The next question was the most telling of all.
What’s the best compliment you ever received?
Boy 1: People tell me I try hard.
Boy 2: I don’t really get compliments.
Boy 3: I also haven’t really experienced this.
I thought of every message board I’ve read of men explaining how rarely they hear compliments and immediately decided to correct it. My sons were going to get complimented whether they liked it or not!
I turned to Boy 2, who I felt needed it the most, and said, “I think you are honest and smart. You express yourself well.” I turned to Boy 3, who despite having a girlfriend, doesn’t get much praise. “Although you’re a man, you value love and compassion. I think that’s great.”
Later I regretted adding “although you’re a man” but Korea is so concrete in gender roles that I wanted to honor this part of him. How many times has a Korean teacher told me to divide the class into girls and boys for every game and activity? Even in 90s America I don’t remember such heavy emphasis on gender division in the classroom.
If boys study all day, compete for first place in every facet of life, attend mandatory military service, and never have an outlet to grow or play or take a break, what does that do to their psyche?
A male friend in Seoul once explained that while going through puberty he felt a lot of rage and didn’t know where to direct it all.
As boys adjust to surging testosterone their anger mounts and in a schedule with no breaks, from high school to post-college career, that anger is eventually directed towards people with less power like women or immigrants. You can see it in the political rhetoric of recent mayoral candidates, and the message continues to grow as we near the presidential election next year. “Don’t blame us, blame women. Blame immigrants. Blame Japan.” The candidates have the power to provide services to help these young men but knowingly redirect anger so their voter base doesn’t see how little effort they put into making lives better.
For the first time I understood how tough it is to be a young man and that to make strides in equality and justice, we need to help and guide our young men just as much as our young women. They need love, tenderness, and a listening ear. They do not need to be told to “suck it up” or “act like a man” because ultimately, those emotions need an outlet. Boys are people, too, and we need to stop treating children as if they are so wildly different.

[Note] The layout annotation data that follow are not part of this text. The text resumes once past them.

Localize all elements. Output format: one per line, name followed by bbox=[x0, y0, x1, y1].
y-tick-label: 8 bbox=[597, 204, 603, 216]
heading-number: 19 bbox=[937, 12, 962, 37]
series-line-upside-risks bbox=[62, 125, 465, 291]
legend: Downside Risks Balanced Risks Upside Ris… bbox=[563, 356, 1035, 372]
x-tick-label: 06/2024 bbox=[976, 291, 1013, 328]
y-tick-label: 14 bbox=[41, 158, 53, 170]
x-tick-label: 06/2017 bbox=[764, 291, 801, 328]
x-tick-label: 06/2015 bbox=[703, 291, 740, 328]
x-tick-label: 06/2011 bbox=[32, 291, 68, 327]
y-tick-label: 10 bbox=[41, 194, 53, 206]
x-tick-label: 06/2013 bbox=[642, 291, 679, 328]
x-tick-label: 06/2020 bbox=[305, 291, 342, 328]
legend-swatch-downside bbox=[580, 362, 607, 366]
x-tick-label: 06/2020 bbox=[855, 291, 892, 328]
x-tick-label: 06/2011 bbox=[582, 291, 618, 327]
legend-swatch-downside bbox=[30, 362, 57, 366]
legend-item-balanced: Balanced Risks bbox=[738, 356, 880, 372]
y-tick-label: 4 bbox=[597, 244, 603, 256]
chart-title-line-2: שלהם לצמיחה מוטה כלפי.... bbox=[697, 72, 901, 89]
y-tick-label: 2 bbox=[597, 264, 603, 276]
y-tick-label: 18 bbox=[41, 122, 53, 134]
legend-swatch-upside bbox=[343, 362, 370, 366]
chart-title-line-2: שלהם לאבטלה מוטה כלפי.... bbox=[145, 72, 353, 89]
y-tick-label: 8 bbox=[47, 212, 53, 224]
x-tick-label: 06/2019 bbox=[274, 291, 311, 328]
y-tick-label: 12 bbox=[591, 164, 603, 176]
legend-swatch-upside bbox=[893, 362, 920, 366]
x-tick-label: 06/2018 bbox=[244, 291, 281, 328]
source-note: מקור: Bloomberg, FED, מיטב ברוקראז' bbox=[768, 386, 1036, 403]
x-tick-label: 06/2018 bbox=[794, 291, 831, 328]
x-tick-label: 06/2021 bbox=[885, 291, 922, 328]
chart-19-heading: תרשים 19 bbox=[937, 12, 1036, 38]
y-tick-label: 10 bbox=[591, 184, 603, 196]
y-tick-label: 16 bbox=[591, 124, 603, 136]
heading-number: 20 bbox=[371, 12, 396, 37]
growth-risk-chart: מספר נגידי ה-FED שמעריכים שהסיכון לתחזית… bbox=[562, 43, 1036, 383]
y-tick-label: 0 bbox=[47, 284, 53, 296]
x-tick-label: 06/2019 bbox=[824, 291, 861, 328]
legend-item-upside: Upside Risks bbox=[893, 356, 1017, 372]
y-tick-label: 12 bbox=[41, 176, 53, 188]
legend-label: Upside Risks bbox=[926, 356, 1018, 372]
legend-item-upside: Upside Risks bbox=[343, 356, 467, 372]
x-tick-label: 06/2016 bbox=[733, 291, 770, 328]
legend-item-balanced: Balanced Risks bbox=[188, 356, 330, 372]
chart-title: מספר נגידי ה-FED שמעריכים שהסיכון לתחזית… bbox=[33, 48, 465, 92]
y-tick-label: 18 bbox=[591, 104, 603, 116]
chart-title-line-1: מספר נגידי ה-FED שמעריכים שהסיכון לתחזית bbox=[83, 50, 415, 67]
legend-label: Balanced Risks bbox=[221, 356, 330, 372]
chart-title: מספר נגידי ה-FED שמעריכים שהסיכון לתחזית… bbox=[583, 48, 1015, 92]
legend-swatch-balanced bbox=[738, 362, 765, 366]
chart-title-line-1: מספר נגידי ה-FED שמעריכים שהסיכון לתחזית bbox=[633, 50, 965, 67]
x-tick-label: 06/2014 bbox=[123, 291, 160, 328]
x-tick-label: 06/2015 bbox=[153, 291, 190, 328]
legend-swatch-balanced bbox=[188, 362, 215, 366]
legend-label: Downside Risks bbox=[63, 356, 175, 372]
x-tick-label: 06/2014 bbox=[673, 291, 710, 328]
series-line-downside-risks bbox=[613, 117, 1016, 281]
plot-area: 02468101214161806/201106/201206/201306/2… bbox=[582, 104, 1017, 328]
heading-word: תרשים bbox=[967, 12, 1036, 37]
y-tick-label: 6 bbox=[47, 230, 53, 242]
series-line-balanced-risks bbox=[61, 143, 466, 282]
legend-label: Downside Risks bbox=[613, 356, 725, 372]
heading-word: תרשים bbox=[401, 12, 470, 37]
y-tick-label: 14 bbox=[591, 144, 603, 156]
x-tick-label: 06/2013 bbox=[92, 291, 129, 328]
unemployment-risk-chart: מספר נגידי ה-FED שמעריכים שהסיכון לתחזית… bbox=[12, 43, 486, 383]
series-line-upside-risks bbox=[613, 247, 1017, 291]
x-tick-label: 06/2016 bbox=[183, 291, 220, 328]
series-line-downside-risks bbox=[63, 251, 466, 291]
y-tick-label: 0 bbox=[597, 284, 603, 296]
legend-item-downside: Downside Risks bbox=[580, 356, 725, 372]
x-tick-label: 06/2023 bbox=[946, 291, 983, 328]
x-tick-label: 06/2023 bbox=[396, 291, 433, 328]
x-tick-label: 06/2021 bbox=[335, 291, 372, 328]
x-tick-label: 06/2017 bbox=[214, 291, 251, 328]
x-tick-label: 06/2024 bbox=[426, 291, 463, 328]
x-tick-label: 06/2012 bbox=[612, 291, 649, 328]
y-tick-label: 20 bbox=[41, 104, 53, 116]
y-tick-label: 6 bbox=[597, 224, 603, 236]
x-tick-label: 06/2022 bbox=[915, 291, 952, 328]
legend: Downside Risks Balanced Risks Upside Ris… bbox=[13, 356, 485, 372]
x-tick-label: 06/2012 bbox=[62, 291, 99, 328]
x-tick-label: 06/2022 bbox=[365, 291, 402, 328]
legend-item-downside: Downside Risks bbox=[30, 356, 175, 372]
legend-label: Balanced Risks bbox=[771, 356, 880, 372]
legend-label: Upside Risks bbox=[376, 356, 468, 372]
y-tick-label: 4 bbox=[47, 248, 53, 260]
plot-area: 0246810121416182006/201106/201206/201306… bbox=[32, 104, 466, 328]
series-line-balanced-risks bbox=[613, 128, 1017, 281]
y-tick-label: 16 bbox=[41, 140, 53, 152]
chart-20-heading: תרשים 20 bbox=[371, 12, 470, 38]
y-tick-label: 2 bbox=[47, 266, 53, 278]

There comes a point where we need to stop just pulling people out of the river. We need to go upstream and find out why they’re falling in.
Desmond Tutu
I am amazed and humbled that the three shared their truth with me. I suspect that I represent a safe space to them– speaking in another language, and to a foreigner from a country with a more open culture, they know (I hope) that I’m not going to judge them.
The four of us sat there in a charged circle for a moment before Jenny came back and broke the spell by announcing the end of class. I don’t think I imagined their reluctance, however briefly, to get up from the table.
Suddenly it was over and students were shuffling out the door. I wish we could have done a short wrap up, just a simple, “good job, see you next week” because opening and closing are really important to me as a teacher and a student.
On their way out, I gave each student two mini muffins I had picked up from the local bakery that morning. In Korea, there will never be a time that food gifts are unacceptable. It felt weirdly unfitting for the heavy morning but I’m sure all the kids needed a breather from three hours of straight English time.
I’ll see them all again this weekend and I wonder if they’ll see me as an untouchable native speaker or as a mentor. Time will reveal what our relationship will become.